On the 24th, families often attend mass in the afternoon. Even those who usually don't, because it's kind of fun to see the children act the Christmas story. There, you meet all the neighbors and people you know from around town (who will inevitably tell you how you almost burned down the church when you were 6, or do you remember how you painted the school yard in 19-eighty something?)

Back from church, parents will have to occupy the children until 6pm. Presents are not brought by Santa Claus, but by the Christkind (see Lubos' nice post) and are put under the tree. I have no idea why, but for most people I know the Christkind comes at 6pm straight, and before this, grandparents are supposed to read stories, or children have to play Christmas songs on the piano (the only thing I can still play on a piano are these stupid Christmas songs that I had to practice from Easter on or something).

There is no real traditional dinner for Holy Night. My mum says, this year we'll have fondue. For lunch on Dec. 25th it's pretty common to have duck with red cabbage and dumplings.



  1. Liebe Bee,

    "Frohe Weihnachten und ein gesundes, erfolgreiches neues Jahr"
    I wish you from my 2nd home where x-mass evening is comming 8 hrs sooner than in good ol' Europe.

    I am always thrilled to read your blog- be it on physics,, where I try to follow as good as I can,,,
    or be it your Snick-Schnack which I find always entertaining and relevant.

    Thank you 4 "bee"ing around :-)

    Best wishes to all..


  2. Lieber Klaus,

    Thanks so much! You too have a wonderful Christmas :-)


  3. Klaus, Bist du ein Santa Klaus?

  4. Your mum made you a nice and pretty typical German xmas dinner with the fondue. The other possibility would have to be raclette, but some people have that on Sylvester (NYE). I personally favour raclette over fondue.

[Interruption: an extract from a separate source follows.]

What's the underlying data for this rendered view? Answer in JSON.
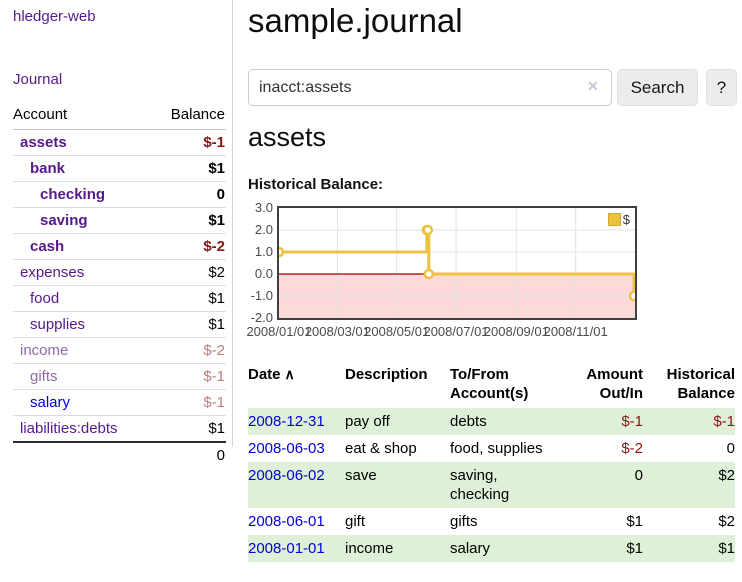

    And the reason the Christkind comes after 6 pm is that centuries ago the day actually started with sunset, not either the arbitrary middle of the night or sunrise. So, evening of 24 Dec actually is the same day as morning of 25 Dec...

  5. Dear Anonymous,

    you won't believe it but we've discussed the Fondue/Raclette issue almost the whole Christmas holiday. Now you have to specify what kind of Raclette you have in mind: The classic Swiss one with the cheese-wheel, or the family friendly one with the small pans?